Clinical Human Whole Genome Sequencing
Nic Volker and Howard Jacob at the grand opening of The Smith Family Clinic for Genomic Medicine
Working alongside other labs at HudsonAlpha and with The Smith Family Clinic for Genomic Medicine, the Jacob Lab implements whole genome sequencing of patients to determine the genetic changes that result in disease. A major focus in the lab has involved the study of rare diseases, which was initiated with the project to help save Nicholas Volker’s life, as can be read about in the Pulitzer-prize winning news series One in a Billion: A Boy’s Life, A Medical Mystery.

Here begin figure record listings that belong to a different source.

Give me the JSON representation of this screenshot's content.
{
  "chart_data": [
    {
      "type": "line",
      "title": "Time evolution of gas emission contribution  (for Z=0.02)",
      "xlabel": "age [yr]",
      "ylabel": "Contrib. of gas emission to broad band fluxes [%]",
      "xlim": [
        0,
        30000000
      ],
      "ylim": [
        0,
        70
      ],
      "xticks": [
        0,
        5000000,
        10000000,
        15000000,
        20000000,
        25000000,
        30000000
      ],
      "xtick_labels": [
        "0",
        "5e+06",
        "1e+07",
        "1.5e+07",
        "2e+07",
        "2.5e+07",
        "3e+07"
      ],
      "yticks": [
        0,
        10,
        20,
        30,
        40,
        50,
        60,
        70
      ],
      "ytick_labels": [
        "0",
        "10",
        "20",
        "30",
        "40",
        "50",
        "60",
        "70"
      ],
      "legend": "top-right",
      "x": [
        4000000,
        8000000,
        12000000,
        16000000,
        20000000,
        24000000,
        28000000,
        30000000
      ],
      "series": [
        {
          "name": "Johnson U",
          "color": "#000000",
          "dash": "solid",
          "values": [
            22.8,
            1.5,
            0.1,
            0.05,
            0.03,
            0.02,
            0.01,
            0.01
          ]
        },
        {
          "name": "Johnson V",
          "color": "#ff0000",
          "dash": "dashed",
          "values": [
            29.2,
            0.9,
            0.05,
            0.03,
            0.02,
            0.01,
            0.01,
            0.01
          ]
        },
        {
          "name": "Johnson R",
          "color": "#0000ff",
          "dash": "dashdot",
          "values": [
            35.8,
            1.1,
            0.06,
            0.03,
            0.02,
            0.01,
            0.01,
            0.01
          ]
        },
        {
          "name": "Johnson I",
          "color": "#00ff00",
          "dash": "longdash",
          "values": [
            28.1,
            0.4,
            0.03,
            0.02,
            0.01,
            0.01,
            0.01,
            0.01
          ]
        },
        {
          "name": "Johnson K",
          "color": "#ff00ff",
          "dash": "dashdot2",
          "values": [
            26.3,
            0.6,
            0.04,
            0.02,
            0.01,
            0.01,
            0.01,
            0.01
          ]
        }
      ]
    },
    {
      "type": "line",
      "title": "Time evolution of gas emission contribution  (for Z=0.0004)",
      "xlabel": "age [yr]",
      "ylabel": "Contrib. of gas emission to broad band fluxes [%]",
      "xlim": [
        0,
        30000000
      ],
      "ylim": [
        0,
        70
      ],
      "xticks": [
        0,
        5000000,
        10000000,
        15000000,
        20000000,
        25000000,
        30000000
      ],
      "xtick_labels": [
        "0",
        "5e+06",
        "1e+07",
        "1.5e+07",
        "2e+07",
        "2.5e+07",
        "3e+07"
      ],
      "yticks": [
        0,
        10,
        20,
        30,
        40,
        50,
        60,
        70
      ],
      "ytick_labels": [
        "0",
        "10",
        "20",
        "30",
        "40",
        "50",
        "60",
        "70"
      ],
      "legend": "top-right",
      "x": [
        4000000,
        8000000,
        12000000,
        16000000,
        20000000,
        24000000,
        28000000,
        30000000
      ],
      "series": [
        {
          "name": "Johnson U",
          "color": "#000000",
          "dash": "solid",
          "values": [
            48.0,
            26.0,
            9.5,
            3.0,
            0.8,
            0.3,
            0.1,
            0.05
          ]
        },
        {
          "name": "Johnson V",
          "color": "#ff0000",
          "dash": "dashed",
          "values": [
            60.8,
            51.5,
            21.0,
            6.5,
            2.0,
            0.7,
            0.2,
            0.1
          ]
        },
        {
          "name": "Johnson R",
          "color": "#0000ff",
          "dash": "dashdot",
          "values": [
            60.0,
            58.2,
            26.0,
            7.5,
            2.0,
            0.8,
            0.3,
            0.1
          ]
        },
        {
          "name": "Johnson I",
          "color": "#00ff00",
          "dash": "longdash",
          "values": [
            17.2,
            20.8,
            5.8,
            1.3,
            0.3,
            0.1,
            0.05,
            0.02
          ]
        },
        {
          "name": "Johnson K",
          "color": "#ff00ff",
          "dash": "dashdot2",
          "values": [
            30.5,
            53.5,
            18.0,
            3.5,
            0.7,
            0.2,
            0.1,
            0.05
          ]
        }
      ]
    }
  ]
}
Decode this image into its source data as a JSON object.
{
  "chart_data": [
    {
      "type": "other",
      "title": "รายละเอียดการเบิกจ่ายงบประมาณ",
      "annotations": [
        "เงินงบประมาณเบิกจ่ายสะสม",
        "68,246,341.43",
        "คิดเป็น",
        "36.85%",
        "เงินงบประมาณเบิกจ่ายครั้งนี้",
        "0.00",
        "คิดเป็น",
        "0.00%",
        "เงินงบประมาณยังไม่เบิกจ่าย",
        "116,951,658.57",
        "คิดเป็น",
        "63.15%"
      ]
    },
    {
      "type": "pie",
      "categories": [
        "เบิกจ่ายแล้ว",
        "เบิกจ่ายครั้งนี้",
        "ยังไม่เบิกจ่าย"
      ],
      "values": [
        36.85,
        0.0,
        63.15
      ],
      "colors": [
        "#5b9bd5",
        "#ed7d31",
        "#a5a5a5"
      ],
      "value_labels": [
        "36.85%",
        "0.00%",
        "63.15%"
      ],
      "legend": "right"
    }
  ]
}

While each rare disease occurs in <200,000 individuals, the combination of all rare diseases amounts to a significant impact in the healthcare system. Rare diseases collectively are not rare, with more than 7,000 categorized results in over 25 million affected individuals in the United States. The lack of clear biological and molecular markers contributes to the failure for diagnosis. Whole genome/exome sequencing has emerged as a powerful platform to identify genetic contributions to undiagnosed diseases. Howard Jacob serves as the PI for the NIH U01, titled “Clinical Genome Wide Sequencing Core for the Undiagnosed Disease Network,” a project that hopes to bring answers to the thousands of people searching for the cause of their diseases.
For undiagnosed diseases, genomic sequencing (exome or genome) has improved the rate of diagnosis by at least 30 percent, leaving about 70 percent of the clinical cases with a list of Variants of Uncertain Significance (VUS) or variants identified in a Gene of Uncertain Significance (GUS). Therefore, characterization to determine the causal variant is still needed.